The German philosopher Georg Wilhelm Friedrich Hegel once spoke of the death of art. Hegel believed that once art had passed through several crucial stages in its history, its evolution would become stagnant and it could not develop any further. If one considers the progression of contemporary art from the dark ages towards the present day, it is not difficult to make such a conclusion. Indeed, there has been an acute regression of talent, beauty, and overall composition in most art since the mid nineteenth century. Hegel lived at the height of the Romantic period in art, and it is remarkable that he could have had such accurate foresight into the fate of the artistic discipline.

The Aesthetic height of art was arguably during the Romantic Movement, and then declined sharply in the mid twentieth century. The world is not without some competent artists today, however they have generally been disregarded by mainstream tastes. Today, the fashion in art is to exploit the medium of artistic presentation at the expense of its content and substance. This is particularly true in abstract, minimalist, postmodern, and most avant-garde art. Technical ability and forethought are not traits that are revered in the production of these so-called art forms.
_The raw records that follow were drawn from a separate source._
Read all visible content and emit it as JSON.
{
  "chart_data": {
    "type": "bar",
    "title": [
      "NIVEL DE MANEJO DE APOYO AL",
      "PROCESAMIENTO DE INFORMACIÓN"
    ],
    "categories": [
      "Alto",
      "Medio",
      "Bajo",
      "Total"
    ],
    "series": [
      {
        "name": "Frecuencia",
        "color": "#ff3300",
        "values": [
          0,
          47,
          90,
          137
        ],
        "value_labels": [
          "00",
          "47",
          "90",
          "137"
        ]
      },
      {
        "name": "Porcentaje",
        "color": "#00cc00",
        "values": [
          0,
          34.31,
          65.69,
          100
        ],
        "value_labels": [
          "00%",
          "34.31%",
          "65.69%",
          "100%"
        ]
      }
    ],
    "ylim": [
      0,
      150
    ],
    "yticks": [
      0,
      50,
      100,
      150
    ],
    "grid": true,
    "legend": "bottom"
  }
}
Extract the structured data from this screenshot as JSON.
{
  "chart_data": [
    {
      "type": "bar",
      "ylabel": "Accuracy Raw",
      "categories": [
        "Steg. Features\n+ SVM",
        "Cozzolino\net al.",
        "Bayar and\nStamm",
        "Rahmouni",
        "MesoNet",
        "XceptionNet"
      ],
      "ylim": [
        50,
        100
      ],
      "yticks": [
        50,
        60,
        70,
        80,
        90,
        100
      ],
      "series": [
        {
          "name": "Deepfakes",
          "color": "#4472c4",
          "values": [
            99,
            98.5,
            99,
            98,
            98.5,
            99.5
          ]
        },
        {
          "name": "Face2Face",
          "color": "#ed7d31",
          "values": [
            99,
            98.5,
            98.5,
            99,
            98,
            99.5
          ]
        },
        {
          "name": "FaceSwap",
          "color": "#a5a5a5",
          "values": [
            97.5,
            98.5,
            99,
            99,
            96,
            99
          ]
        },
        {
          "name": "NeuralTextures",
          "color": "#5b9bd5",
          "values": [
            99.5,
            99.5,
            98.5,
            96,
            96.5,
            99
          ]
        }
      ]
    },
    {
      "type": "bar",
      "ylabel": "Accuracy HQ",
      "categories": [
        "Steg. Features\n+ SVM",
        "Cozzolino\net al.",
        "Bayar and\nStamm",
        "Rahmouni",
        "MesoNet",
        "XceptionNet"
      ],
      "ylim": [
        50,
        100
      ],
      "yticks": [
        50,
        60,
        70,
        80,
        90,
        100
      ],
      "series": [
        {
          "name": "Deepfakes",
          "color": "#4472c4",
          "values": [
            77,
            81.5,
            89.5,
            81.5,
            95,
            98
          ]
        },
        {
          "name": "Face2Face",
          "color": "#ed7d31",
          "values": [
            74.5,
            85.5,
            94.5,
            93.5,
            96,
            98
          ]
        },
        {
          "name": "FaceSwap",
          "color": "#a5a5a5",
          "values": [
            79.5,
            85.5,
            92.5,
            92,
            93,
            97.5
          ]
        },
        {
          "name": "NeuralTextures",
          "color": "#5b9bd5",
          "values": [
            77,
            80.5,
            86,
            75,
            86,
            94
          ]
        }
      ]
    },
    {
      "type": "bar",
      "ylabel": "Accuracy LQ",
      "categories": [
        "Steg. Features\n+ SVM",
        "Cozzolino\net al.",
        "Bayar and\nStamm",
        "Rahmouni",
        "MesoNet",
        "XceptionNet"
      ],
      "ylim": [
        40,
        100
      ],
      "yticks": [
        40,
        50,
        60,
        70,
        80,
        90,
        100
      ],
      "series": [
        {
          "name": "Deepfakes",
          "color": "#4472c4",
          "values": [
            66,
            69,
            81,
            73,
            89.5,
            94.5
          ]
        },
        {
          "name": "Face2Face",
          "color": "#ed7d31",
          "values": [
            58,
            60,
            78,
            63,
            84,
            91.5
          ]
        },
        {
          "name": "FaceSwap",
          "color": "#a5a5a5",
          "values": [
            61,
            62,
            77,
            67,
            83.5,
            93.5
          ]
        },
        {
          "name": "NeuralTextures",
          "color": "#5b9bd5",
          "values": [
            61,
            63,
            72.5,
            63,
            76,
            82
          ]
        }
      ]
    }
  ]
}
However, humans require a certain aesthetic standard when appreciating art. One is not fulfilled at the sight of a Jackson Pollock painting as they would to behold a piece of artwork created by a logical process of creativity and self discipline. Abstract art may be appreciated but never truly respected. In this sense it is like artistic sugar. One who over consumes sugar will be rewarded with type 2 Diabetes. Likewise, one who claims to enjoy abstract or minimalist art will never truly be aesthetically fulfilled. It is as though they have given themselves diabetes by consuming saccharine, pseudo-artistic trash. This condition has blinded flatterers of modern art from ever appreciating true beauty. Art should never be gruesome, provocative, or minimalist for its own sake. There must be content and purpose in artwork in order to truly appreciate it.


Hegel was entirely correct in his prediction that art would die after the Romantic Era. Where a society can praise the antics of Jackson Pollock at the expense of those who produce real substantive art-- that society has failed to uphold any kind of aesthetic standard. A civilization that glorifies the mediocre will inevitably become mediocre itself.